I remembered singing it in elementary school. Only my memory is of a group of little children roaring as though we were in the midst of some sort of battle whose win depended on the volume of noise. One side of the classroom would practically yell Et la tête! The other side would then scream back Et la tête! (Back to the first side) ALOUETTE! (Not to be outdone, the decibels escalated.) ALOUETTE! And we’d burst into giggles during the Oh, Oh, Oh, Oh! It seems that the teacher knew just how to let us expend our energy in a confined space. I wonder if she wore ear plugs?

 But older me wonders just what does all that mean? What or who is Alouette? What’s a ploomer-ray? As far as I know, no teacher ever translated it for us. Huh. I had no idea. Worse yet, I wonder why has it taken me 67 years to even question what it was I had sung? Oh, great, another thing to ponder over in my old age! Am I the only one who just sang that little song without ever knowing what the words meant? I searched my brain for any French I’d learned in high school from my very strict instructor Miss Pidgeon but could only come up with Je m’appelle Becky.

After stewing about it for a short time, I opened up my computer and found my Go-To source for information: My Facebook Friends. I posted my thoughts and question, and Bing! Instantly I started getting feedback. Thank heaven I am NOT the only one who has no idea what that means. There were even quite a few thanks (NOT) for now having Alouette’s tune stuck in their heads! A few intrepid friends had looked up the translation for me.

Who knew? Alouette means lark. LARK! One of my very favorite birds that I often see on my countryside walks.

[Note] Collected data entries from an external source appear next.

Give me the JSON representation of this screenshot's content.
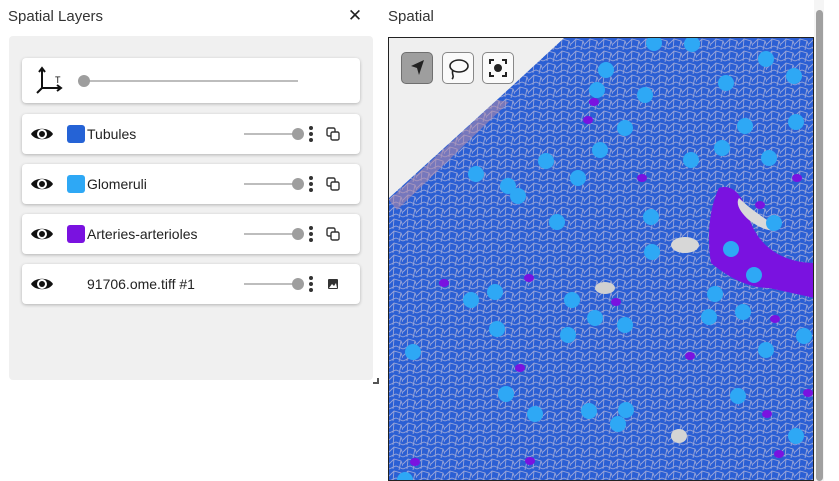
{
  "left_panel": {
    "title": "Spatial Layers",
    "close_label": "✕"
  },
  "axes_control": {
    "icon": "axes-3d-icon",
    "slider_value": 0
  },
  "layers": [
    {
      "name": "Tubules",
      "color": "#2563d6",
      "visible": true,
      "opacity": 1.0,
      "kind_icon": "layers-icon"
    },
    {
      "name": "Glomeruli",
      "color": "#2ea8f5",
      "visible": true,
      "opacity": 1.0,
      "kind_icon": "layers-icon"
    },
    {
      "name": "Arteries-arterioles",
      "color": "#7a12e0",
      "visible": true,
      "opacity": 1.0,
      "kind_icon": "layers-icon"
    },
    {
      "name": "91706.ome.tiff #1",
      "color": null,
      "visible": true,
      "opacity": 1.0,
      "kind_icon": "image-icon"
    }
  ],
  "right_panel": {
    "title": "Spatial"
  },
  "viewer": {
    "tools": [
      {
        "name": "pointer-tool",
        "icon": "navigation-arrow-icon",
        "active": true
      },
      {
        "name": "lasso-tool",
        "icon": "lasso-icon",
        "active": false
      },
      {
        "name": "recenter-tool",
        "icon": "focus-center-icon",
        "active": false
      }
    ],
    "colors": {
      "tubules": "#2563d6",
      "glomeruli": "#2ea8f5",
      "arteries": "#7a12e0",
      "background": "#efefef"
    }
  }
}
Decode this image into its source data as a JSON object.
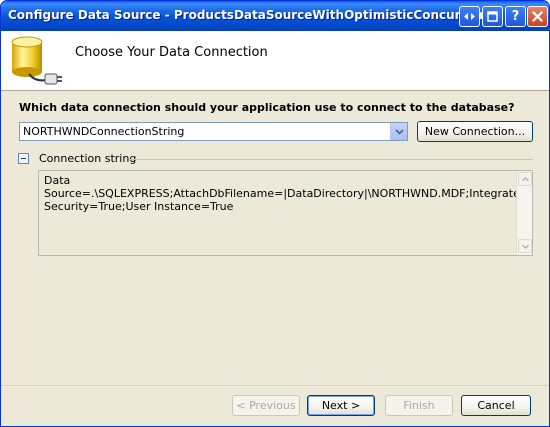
{
  "window": {
    "title": "Configure Data Source - ProductsDataSourceWithOptimisticConcurrency",
    "buttons": {
      "help_label": "?",
      "close_label": "X"
    }
  },
  "header": {
    "icon": "database-connection-icon",
    "title": "Choose Your Data Connection"
  },
  "connection": {
    "question": "Which data connection should your application use to connect to the database?",
    "selected": "NORTHWNDConnectionString",
    "new_connection_label": "New Connection..."
  },
  "connection_string": {
    "label": "Connection string",
    "expanded": true,
    "value": "Data Source=.\\SQLEXPRESS;AttachDbFilename=|DataDirectory|\\NORTHWND.MDF;Integrated Security=True;User Instance=True"
  },
  "footer": {
    "previous_label": "< Previous",
    "next_label": "Next >",
    "finish_label": "Finish",
    "cancel_label": "Cancel"
  },
  "colors": {
    "titlebar": "#0554d8",
    "dialog_bg": "#ece9d8",
    "border": "#0831d9"
  }
}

Gentille Alouette means gentle, nice, or kind lark. What a lovely little song! Je tai means I will. I will what? Plumerai (I looked up) is French for “pluck.” Wait! What? I’m going to pluck my gentle little lark? Eww.

Yup. Turns out when we Baby Boomers were tender little tots joyously singing at the top of our lungs Alouette, we were screaming a war whoop about plucking the daylights out of a helpless little bird. Le tete is head, le bec is beak, le cou is neck – and I stopped there. I couldn’t bear to think of a naked little lark. If I’d known then what we were singing about, I’d probably have cried instead of screamed during the song. Maybe that’s why we were never taught the translation.

So now I know. And I’m sorry I do. I kind of feel like I did sixty years ago when I found out Santa Claus isn’t real. I guess when it comes down to it, sometimes ignorance truly is bliss!